Until the October 6 announcement, speculation ran high that the prize might go to Salman Rushdie, whose near-fatal stabbing in an attack in western New York in August refocused the world’s attention on his role as a champion of intellectual and creative freedom. David Remnick in the New Yorker made a case that the incident highlights Rushdie’s free-speech absolutism and argued for giving Rushdie the award on those grounds as well as on the merits of his work. Others felt that while what happened to Rushdie was awful and he deserves kudos for standing up for the rights of writers and critics worldwide, you are not more deserving of the prize just because something bad happened to you. Still others held out hope that this would be the year of Haruki Murakami, Ian McEwan, Michel Houellebecq, Margaret Atwood, or even Stephen King. Hilary Mantel would have been a contender if not for her passing just weeks before. Peter Carey of Australia has more than earned it.

In the end, the committee went with Ernaux, who has turned out slender, subtle, eloquent novels about relationships and love and lust and men and women for nearly five decades, going back to 1974’s Les Armoires vides.

Ernaux
‘Getting Lost,’ a memoir by the Nobel Prize-winning Annie Ernaux.

Ernaux mines her own life for the stuff of fiction. Often narrated from the point of view of a woman who can’t get enough of a man, or feels she has suffered betrayal at the hands of a selfish jerk, or maybe a little of both, her novels present an obsessive take on lust and longing. Her narrators and their significant others romp around Paris, enjoy its café society and cultural offerings, have sex, fight, fall in and out of love, and lose and make contact again repeatedly.

The ending of Ernaux’s 1991 novella Passion Simple holds an interpretative key. Having pursued a young man with an ardor bordering on prurience and pathology over the course of 77 pages, the protagonist tells us in the final lines her outlook has changed. At an earlier stage of life, she believed that fulfillment would come from wearing fur coats and jewels and enjoying the high life at seaside resorts. Then she came to believe that intellectual growth held out the greatest rewards. Finally, she feels that those things are nice but the ultimate satisfaction lies in getting to know and love another person deeply. But giving a back seat to intellectual curiosity is Ernaux’s error.

The Outline as Novel

Ernaux is wry, witty, poignant, and a fine stylist, but at times repeats themes and storylines, without taking the trouble that some of the novelists named above take to develop characters, plots, and situations. Her very short 2002 work L’Occupation is a case in point. The narrator grows obsessed with the girlfriend of an ex-lover whom she feels it is her destiny to be with, and her jealousy drives her to imagine doing pretty crazy things, like pretending to be a patient of the gynecologist who lives in the same building as the usurper, or occupier, in order to get inside and snoop around.

She stalks the other woman online and begins to have strange imaginings in public—or are they?—as when, in the course of a conference where the narrator is speaking onstage, a stranger in the audience rises to ask a question and she cannot convince herself that it is not the new girlfriend of her ex trying to humiliate her. The colleagues seated on either side do not know who the woman in the audience is, and the protagonist is in a state where remote possibilities morph into disturbing likelihoods.

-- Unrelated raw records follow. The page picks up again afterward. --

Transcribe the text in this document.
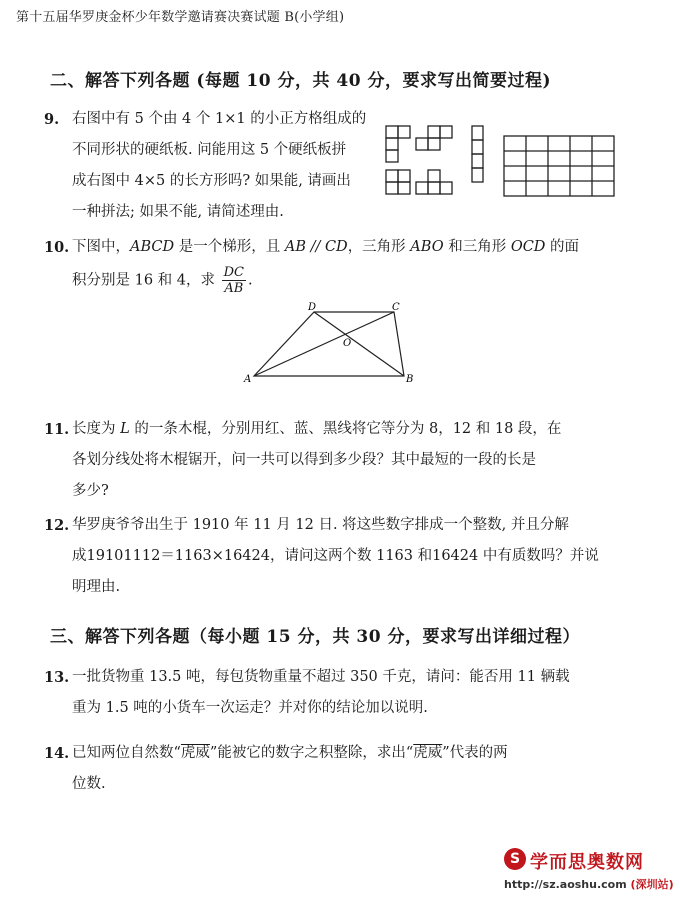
第十五届华罗庚金杯少年数学邀请赛决赛试题 B(小学组)
二、解答下列各题 (每题 10 分，共 40 分，要求写出简要过程)
9. 右图中有 5 个由 4 个 1×1 的小正方格组成的
不同形状的硬纸板. 问能用这 5 个硬纸板拼
成右图中 4×5 的长方形吗? 如果能, 请画出
一种拼法; 如果不能, 请简述理由.
10. 下图中，ABCD 是一个梯形，且 AB // CD，三角形 ABO 和三角形 OCD 的面
积分别是 16 和 4，求 $\frac{DC}{AB}$ .
A	B
C
D
O
11. 长度为 L 的一条木棍，分别用红、蓝、黑线将它等分为 8，12 和 18 段，在
各划分线处将木棍锯开，问一共可以得到多少段？其中最短的一段的长是
多少?
12. 华罗庚爷爷出生于 1910 年 11 月 12 日. 将这些数字排成一个整数, 并且分解
成19101112＝1163×16424，请问这两个数 1163 和16424 中有质数吗？并说
明理由.
三、解答下列各题（每小题 15 分，共 30 分，要求写出详细过程）
13. 一批货物重 13.5 吨，每包货物重量不超过 350 千克，请问：能否用 11 辆载
重为 1.5 吨的小货车一次运走？并对你的结论加以说明.
14. 已知两位自然数“虎威”能被它的数字之积整除，求出“虎威”代表的两
位数.
S 学而思奥数网
http://sz.aoshu.com (深圳站)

This is compelling stuff, but woefully underdeveloped. The part about using a ruse to get into the other woman’s building, in particular, reads more like notes for a book, as if Ernaux is saying, Wouldn’t it be great to read a story like this? That is, if someone did take the trouble to flesh out the characters and scenarios. Which I’m not going to attempt.

Half-Hearted
Passion Simple, by Annie Ernaux.

Some of Ernaux’s work has a half-hearted feel, and, given her professed identification with feminism, she is prone to impaling herself on contradictions. For example, the narrator of L’Occupation harshly criticizes her ex for entering a relationship with the new girlfriend, who is 47 while he himself is still in his 30s and has lots of choices. Get your head around this: the feminist Ernaux’s protagonist lashes out at a man for his involvement with a woman who is not as young as some women and whose appeal lies in her intelligence, knowledge, and talent rather than her physical beauty.

Ernaux appears to see no contradiction between this passage and others in her work, like for example a scene in Passion Simple where the protagonist, a worshiper of the beauty of the male form, relishes Michelangelo’s David and wonders why such ardent appreciations of men’s beauty are not more widely available from female artists and writers. The answer, she tells us, has to do with the “dominated” condition of women. There are those who wonder how Ernaux would reconcile her belief in such oppression with her long-running success.

“Recently, she complained that women were not recognized in literature while she herself was showered with formal recognition and prizes in France,” Gaëtan Brulotte, an author and professor at the University of Louisiana at Lafayette, told Book and Film Globe.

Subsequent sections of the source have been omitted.